ABSTRACT

What it means to be a young man is constructed within, as well as influenced and constrained by, various historical social contexts. In particular, culture as a historical social force, shapes young men’s emotional experiences, determining what emotions they can express, perhaps even what they can consciously emotionally experience (Mesquita, Boiger & Leersnyder, 2016; Montes, 2013). In some cultures, the expression of love, or happiness or even sadness—sometimes referred to as “tender feelings”—are customarily associated with femininity, queerness or childishness while the expression of emotions such as anger, pride and independence is linked to men and masculinity (Montes, 2013).
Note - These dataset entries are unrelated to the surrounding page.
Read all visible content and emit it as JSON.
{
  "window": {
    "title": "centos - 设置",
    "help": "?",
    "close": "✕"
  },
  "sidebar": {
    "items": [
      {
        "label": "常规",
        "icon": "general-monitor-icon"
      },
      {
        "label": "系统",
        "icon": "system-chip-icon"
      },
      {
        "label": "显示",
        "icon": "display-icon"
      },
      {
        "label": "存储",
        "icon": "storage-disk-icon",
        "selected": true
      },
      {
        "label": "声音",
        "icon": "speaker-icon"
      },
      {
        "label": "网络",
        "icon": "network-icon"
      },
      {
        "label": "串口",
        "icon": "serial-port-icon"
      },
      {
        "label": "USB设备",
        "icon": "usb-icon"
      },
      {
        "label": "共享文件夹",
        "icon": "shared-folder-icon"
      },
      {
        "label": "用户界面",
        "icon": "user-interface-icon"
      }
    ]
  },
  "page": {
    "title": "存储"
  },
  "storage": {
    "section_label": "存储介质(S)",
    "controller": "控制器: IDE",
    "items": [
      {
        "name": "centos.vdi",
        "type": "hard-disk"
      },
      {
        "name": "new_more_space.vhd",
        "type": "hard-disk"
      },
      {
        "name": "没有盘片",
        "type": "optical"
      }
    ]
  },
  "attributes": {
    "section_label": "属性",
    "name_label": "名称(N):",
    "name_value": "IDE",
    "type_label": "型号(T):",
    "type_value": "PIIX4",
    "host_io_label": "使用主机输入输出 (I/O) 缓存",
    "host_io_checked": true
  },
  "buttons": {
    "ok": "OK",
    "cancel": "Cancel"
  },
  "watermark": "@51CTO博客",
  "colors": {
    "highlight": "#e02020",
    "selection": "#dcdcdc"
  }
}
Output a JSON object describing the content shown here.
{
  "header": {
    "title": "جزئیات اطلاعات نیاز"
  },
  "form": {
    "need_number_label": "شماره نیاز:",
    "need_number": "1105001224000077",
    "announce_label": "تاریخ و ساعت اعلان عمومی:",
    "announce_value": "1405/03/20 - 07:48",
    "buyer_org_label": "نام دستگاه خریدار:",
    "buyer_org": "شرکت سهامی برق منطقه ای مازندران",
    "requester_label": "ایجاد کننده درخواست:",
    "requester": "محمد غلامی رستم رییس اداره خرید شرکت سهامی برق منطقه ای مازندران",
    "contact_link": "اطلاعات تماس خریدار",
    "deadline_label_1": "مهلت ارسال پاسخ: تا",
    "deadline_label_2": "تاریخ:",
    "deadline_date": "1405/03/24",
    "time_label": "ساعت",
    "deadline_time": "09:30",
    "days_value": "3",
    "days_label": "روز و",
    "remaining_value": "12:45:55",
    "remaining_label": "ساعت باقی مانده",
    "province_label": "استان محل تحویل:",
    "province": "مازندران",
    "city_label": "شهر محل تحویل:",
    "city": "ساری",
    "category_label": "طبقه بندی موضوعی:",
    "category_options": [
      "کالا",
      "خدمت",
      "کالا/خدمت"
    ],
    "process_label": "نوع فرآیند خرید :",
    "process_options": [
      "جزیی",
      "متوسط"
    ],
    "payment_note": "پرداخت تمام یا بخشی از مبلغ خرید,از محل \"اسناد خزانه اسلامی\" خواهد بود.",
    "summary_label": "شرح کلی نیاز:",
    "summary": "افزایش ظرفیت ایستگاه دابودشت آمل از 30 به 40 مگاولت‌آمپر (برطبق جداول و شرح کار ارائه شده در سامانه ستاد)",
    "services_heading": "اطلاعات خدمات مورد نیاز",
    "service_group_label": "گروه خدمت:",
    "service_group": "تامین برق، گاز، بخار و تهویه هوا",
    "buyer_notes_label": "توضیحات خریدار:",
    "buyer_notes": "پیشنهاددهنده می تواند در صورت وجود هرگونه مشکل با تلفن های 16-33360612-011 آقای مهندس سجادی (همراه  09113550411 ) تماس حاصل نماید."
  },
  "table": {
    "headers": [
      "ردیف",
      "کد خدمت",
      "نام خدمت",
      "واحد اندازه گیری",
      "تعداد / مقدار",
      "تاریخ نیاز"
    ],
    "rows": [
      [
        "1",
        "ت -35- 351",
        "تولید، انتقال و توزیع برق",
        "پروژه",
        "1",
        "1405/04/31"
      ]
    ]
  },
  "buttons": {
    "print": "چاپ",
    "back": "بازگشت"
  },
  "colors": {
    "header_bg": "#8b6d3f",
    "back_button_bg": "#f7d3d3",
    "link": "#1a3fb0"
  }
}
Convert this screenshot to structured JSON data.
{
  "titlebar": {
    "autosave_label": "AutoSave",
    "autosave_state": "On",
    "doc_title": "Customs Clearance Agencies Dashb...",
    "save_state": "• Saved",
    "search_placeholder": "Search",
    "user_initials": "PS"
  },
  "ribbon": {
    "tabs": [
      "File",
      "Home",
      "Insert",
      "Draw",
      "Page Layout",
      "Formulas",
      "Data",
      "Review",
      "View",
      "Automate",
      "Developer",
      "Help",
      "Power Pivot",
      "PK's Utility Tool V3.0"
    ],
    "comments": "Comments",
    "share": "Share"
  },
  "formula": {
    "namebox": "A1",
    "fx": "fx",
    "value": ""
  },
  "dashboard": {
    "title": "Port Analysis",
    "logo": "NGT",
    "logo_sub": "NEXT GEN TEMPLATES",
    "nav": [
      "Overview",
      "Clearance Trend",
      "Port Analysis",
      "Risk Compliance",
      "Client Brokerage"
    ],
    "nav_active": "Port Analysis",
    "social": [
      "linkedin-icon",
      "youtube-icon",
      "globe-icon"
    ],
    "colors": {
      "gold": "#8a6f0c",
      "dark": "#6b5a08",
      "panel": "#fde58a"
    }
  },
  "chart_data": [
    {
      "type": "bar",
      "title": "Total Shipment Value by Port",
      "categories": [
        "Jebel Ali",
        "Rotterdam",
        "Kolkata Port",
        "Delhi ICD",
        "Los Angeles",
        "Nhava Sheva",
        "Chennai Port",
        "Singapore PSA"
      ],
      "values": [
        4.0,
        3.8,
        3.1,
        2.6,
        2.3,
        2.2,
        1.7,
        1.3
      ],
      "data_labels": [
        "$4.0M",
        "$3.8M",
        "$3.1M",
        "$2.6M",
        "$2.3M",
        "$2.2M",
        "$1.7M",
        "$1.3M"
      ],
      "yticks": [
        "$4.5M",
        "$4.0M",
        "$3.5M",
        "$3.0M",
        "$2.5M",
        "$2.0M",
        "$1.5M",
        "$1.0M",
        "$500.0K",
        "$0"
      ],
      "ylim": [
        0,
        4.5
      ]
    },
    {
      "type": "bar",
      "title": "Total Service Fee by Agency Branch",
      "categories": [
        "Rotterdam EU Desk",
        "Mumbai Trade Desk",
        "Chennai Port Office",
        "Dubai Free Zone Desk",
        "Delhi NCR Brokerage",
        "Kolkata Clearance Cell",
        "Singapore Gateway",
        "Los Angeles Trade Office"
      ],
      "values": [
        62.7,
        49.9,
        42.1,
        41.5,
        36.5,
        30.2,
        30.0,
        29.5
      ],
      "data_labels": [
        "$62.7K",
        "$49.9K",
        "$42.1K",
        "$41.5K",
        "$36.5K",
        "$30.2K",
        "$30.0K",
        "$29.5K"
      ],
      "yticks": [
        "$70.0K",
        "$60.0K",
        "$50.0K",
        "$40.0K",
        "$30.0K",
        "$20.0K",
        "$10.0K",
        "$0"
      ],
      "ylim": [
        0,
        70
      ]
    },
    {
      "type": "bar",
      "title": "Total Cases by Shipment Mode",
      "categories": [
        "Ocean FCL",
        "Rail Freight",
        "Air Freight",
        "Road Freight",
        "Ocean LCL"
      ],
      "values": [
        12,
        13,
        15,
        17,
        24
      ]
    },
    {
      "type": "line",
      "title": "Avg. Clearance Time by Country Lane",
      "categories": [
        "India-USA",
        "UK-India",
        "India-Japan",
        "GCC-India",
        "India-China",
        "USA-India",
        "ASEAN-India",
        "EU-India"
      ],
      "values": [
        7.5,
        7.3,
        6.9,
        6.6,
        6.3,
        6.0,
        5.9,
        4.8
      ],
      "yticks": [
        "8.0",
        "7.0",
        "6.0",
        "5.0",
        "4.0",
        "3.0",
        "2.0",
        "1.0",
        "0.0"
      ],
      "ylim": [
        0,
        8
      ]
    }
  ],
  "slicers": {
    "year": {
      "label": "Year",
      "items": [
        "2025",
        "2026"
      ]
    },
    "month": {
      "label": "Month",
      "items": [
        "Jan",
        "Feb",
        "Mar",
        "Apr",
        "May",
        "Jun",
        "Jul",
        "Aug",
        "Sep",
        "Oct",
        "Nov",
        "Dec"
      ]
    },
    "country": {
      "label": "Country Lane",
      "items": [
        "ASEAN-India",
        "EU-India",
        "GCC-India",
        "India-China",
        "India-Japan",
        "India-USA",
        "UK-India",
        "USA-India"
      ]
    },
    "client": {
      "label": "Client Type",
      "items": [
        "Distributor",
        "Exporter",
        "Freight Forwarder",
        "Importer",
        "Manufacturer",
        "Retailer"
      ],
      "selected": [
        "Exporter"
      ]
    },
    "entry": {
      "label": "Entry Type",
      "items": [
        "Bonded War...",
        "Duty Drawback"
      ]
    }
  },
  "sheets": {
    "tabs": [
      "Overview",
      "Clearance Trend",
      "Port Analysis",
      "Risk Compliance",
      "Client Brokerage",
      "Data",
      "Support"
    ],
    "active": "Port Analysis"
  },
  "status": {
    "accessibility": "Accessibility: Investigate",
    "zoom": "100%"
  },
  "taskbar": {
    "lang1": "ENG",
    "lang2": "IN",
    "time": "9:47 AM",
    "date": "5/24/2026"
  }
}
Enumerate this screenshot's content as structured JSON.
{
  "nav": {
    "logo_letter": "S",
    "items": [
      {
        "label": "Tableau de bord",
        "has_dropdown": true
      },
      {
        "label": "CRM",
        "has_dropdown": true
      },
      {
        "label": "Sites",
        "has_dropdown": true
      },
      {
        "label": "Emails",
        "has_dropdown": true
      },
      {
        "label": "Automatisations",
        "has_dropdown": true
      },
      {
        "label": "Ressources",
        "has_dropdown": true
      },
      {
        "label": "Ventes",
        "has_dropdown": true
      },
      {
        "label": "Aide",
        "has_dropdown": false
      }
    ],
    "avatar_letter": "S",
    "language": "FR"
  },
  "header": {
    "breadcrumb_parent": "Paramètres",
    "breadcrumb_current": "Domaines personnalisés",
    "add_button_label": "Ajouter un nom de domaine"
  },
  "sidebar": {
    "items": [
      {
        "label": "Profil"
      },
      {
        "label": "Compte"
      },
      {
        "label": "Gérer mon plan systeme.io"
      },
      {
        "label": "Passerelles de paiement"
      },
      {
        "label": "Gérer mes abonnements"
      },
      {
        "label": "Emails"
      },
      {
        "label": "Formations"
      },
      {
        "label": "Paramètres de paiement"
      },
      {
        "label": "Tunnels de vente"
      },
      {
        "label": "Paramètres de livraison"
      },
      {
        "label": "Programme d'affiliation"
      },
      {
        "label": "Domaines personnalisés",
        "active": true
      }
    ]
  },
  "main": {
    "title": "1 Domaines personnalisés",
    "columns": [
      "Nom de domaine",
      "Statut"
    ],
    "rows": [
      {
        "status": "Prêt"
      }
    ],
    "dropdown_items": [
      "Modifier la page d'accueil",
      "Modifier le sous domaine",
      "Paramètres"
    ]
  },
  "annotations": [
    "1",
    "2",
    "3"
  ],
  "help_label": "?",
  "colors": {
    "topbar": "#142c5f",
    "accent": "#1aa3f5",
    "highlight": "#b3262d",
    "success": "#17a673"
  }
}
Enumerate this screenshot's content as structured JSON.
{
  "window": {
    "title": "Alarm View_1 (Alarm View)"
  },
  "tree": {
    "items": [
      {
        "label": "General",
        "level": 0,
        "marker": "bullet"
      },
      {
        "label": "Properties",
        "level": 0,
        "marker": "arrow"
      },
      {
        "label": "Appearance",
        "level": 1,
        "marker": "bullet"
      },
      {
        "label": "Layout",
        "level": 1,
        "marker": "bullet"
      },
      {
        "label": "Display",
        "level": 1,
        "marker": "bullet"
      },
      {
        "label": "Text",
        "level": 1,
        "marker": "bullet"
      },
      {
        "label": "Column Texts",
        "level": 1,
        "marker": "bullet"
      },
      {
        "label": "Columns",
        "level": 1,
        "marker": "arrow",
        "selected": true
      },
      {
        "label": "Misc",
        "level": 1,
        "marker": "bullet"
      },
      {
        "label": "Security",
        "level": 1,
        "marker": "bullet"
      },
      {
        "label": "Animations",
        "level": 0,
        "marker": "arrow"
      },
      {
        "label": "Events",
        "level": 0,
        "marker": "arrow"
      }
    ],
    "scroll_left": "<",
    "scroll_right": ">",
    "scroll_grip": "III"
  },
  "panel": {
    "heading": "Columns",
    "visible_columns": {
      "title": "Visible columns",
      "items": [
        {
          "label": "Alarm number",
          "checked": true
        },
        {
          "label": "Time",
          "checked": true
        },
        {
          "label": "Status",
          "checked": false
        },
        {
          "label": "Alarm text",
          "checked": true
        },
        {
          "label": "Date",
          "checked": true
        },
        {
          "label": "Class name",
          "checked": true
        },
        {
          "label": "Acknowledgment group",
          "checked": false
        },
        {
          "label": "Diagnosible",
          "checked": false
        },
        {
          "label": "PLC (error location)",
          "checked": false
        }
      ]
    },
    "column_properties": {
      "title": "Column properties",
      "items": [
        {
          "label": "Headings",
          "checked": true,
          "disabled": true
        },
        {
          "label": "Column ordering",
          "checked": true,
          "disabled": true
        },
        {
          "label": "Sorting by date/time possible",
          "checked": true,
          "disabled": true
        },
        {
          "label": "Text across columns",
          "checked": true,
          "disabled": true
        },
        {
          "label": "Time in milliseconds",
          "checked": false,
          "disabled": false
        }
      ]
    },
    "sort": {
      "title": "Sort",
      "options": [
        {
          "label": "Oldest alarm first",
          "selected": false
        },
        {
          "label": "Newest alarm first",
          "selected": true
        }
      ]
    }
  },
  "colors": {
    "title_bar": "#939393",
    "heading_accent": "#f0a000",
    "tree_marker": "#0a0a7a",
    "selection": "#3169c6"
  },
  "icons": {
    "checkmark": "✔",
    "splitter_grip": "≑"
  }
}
To be considered masculine, culture convinces young men to distance themselves from femininity, queerness and childish things, and according to Charlebois (2009), “engage in embodied masculine actions” (para. 25). Masculine actions call forth images of men doing, and not feeling, things—a show of physical strength, technical expertise, emotional stoicism. The cultural expectation for young men to be strong, in control and emotionally distant is in fact an essential element of hegemonic traditionalist heterosexual masculinity (Connell, 1993; Connell & Messerschmidt, 2005). In this world of expectations young men are expected to be in control of their emotions—or risk losing respect and facing humiliation. However, to be sure, this hegemonic traditionalist heterosexual model of masculinity is criticized in critical studies of men and masculinities for the manner in which it privileges the brain over the heart, prefers thinking men over feeling men, and how it reinforces the emotions-mind dichotomy.